Allant plus loin, il n’est pas rare que l’art soit réduit au statut de produit financier, voire même présenté comme une valeur refuge. L’investisseur va alors se voir proposer des «blue chip», c’est-à-dire des artistes décédés ou vivant dont la côte est établie sur le marché.
Mais que se passe-t-il s’il s’avère que l’œuvre d’art présentée comme une valeur refuge n’est pas authentique? Cette hypothèse n’est malheureusement pas d’école en raison des nombreux faux qui inondent le marché de l’art.
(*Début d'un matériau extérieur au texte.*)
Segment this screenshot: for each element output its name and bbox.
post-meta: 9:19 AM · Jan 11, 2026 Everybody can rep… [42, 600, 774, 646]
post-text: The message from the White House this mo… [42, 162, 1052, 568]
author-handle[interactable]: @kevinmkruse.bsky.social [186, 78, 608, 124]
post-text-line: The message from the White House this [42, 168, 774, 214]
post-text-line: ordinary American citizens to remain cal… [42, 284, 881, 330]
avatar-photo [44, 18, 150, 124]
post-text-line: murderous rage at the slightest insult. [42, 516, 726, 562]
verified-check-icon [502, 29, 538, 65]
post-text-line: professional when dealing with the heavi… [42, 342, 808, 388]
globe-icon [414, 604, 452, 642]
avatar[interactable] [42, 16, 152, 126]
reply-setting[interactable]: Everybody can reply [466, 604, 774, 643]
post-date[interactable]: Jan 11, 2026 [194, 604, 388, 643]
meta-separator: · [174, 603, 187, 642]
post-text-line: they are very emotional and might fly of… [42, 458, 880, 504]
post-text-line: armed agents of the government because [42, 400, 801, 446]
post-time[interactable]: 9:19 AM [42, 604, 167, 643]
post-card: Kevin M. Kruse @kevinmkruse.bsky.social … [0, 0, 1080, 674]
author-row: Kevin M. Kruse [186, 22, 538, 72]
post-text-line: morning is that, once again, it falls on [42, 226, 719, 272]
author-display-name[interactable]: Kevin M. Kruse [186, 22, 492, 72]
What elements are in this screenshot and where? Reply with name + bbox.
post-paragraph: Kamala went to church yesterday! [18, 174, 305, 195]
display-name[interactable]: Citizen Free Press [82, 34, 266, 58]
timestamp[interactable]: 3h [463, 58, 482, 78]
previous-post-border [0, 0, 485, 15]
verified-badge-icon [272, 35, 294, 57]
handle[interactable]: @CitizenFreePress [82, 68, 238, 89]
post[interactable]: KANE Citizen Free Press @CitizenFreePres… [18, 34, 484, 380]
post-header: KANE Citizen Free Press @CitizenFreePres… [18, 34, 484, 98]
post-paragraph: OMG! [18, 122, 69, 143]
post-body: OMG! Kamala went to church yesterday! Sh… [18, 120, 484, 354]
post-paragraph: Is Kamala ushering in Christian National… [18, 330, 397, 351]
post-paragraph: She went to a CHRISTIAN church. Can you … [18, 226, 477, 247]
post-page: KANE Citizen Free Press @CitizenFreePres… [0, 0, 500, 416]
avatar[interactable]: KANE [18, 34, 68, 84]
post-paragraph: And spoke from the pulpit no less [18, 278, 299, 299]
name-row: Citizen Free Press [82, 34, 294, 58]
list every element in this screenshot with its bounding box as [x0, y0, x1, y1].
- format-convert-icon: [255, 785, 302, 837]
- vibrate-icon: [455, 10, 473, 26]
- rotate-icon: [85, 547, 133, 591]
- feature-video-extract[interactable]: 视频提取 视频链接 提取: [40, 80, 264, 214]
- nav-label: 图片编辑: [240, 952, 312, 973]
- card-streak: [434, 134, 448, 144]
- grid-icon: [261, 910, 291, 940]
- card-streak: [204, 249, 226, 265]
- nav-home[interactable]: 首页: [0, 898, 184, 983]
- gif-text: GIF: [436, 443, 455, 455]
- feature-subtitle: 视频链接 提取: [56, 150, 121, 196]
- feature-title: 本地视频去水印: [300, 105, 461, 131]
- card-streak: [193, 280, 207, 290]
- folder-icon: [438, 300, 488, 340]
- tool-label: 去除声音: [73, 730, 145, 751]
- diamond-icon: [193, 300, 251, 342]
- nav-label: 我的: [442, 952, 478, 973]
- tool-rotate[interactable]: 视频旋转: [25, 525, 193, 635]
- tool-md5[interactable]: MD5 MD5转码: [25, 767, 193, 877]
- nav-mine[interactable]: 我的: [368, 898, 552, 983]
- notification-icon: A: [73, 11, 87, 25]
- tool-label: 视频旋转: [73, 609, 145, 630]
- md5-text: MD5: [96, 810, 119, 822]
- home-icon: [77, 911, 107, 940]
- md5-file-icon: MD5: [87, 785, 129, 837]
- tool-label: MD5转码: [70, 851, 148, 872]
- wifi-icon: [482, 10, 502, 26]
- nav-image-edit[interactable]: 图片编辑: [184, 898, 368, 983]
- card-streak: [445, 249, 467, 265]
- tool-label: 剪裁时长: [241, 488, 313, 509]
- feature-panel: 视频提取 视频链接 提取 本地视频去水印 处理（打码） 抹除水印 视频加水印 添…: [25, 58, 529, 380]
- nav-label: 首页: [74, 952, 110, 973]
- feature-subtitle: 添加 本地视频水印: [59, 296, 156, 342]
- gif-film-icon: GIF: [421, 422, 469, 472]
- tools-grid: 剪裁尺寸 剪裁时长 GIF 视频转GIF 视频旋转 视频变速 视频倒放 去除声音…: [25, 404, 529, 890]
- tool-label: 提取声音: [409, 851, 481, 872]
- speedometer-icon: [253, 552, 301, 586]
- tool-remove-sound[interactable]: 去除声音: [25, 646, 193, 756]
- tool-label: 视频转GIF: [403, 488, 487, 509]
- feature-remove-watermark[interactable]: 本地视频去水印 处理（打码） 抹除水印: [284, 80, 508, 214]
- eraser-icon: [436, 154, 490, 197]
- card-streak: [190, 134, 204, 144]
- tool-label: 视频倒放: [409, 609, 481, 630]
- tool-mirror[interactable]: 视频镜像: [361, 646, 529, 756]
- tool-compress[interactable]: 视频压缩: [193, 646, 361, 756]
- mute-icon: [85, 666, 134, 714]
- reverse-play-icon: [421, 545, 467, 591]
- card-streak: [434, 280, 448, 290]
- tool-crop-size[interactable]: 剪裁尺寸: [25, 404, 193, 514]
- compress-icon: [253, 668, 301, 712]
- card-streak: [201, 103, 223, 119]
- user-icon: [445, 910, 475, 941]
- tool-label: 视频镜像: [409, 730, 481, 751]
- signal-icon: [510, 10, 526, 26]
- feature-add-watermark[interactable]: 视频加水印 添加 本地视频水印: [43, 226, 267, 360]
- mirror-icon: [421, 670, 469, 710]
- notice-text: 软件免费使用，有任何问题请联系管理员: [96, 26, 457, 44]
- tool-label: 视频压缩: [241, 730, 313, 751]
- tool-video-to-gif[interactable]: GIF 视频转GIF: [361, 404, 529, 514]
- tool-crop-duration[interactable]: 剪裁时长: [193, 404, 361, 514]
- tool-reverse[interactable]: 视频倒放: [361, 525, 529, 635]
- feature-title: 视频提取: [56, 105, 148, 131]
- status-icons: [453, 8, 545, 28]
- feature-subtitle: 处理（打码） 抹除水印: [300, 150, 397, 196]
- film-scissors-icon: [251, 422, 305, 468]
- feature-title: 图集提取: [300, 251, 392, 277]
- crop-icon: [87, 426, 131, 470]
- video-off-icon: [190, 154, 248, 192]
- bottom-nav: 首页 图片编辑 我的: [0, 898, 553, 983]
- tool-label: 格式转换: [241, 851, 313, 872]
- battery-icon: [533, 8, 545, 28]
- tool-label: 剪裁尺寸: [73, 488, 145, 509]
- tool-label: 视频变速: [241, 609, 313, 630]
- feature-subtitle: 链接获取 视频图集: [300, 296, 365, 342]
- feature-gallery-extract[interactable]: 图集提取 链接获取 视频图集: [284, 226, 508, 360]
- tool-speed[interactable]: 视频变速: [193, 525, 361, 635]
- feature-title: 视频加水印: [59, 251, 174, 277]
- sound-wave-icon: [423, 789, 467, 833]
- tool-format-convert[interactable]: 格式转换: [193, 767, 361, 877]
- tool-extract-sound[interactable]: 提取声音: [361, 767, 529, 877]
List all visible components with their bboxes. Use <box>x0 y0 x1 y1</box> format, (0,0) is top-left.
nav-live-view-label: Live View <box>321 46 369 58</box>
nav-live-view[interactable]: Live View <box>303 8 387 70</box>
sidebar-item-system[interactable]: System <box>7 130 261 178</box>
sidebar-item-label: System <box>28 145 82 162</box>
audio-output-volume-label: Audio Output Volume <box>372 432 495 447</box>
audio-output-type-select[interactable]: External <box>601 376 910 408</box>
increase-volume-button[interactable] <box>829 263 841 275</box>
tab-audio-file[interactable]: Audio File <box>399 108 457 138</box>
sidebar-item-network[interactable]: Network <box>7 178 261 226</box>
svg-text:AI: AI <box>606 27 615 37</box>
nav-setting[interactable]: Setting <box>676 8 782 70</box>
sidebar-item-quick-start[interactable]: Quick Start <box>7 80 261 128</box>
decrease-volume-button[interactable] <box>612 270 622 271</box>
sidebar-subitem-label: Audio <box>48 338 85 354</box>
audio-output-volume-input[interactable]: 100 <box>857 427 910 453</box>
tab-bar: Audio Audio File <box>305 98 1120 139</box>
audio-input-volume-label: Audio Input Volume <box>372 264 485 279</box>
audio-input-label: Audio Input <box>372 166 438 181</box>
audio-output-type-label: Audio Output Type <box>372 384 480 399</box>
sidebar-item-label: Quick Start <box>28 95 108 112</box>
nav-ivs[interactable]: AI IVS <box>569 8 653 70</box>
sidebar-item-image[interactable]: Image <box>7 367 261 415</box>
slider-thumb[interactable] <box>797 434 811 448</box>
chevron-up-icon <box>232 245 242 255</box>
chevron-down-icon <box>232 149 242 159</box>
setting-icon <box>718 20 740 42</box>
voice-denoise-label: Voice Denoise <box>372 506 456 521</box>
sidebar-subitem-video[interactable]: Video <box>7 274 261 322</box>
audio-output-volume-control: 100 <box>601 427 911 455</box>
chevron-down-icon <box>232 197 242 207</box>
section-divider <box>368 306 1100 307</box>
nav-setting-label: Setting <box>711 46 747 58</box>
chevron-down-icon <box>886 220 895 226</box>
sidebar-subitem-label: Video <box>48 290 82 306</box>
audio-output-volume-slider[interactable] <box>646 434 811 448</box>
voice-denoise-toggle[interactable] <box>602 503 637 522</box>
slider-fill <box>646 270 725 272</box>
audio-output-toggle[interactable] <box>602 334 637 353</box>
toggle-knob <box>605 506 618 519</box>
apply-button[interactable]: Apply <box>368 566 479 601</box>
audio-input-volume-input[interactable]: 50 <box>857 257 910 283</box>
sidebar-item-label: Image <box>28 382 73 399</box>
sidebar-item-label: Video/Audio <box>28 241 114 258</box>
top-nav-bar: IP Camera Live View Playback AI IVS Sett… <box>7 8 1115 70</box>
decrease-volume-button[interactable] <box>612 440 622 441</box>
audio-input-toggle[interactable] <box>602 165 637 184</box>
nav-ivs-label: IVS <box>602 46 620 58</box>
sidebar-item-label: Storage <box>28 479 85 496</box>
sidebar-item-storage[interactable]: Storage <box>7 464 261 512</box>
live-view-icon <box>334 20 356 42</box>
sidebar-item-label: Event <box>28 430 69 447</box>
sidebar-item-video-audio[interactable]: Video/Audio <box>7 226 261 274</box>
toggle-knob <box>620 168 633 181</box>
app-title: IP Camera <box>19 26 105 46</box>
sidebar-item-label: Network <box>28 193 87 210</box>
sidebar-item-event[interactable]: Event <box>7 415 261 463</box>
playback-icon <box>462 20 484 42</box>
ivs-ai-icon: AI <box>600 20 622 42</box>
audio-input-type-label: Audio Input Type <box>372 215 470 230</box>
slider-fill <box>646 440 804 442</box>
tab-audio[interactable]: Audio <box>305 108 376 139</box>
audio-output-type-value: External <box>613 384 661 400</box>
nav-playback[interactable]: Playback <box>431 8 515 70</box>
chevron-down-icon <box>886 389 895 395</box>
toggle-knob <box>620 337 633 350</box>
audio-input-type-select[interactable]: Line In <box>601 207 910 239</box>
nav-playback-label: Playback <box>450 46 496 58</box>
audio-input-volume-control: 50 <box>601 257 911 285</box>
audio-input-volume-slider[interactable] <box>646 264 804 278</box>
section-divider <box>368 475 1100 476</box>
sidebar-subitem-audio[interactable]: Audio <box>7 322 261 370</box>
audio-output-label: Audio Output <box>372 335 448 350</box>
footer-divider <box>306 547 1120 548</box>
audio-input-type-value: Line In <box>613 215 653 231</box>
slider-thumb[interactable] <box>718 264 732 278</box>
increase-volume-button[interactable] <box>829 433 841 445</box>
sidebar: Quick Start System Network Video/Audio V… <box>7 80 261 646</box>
La Cour de cassation a rendu un arrêt particulièrement intéressant concernant le droit du marché de l'art le 22 mars 2012. Selon la Haute juridiction, la remise d’œuvres d’art par leur auteur à un galiériste en vue de leur commercialisation établit la détention précaire de celles-ci. Sauf interversion de titre, les héritiers de ce dernier ne peuvent en acquérir la propriété par la possession. Les héritiers d’un artiste peintre renommé avaient intenté une action en revendication de la propriété de quatorze œuvres à l’encontre des héritiers du galiériste qui avait reçu mandat de les vendre par leur auteur. Devant les juges du fond, ces derniers avaient tenté de faire échec à cette demande en invoquant la possession de ces œuvres ainsi que l’effet acquisitif qu’elle emportait, mais cette argumentation ne s’était pas révélée convaincante. La cour d’appel de Paris avait en effet considéré qu’il ressortait des éléments de preuve souverainement appréciés que les œuvres avaient été seulement prêtées à la galerie en vue de leurs commercialisations. Elle en avait alors déduit que la possession de ces dernières était manifestement précaire, de sorte qu’en l’absence d’interversion de titre, les héritiers du possesseur ne pouvaient arguer d’un quelconque effet acquisitif de la possession. En conséquence, la cour d’appel les avait condamnés à remettre aux héritiers de l’artiste sept de ces œuvres, estimant que pour quatre d’entre elles la preuve de la détention n’était pas rapportée. Elle avait en outre ordonné la réouverture des débats pour les trois dernières. Ces derniers avaient alors saisi la Cour de cassation en arguant notamment qu’en vertu de l’article 2276 du code civil, qui édicte une présomption de propriété en faveur du possesseur, c’est aux demandeurs de l’action en revendication qu’il revenait la charge de prouver la précarité de la détention. Par le présent arrêt, la Cour de cassation rejette le pourvoi ainsi formé et valide le raisonnement des juges du fond.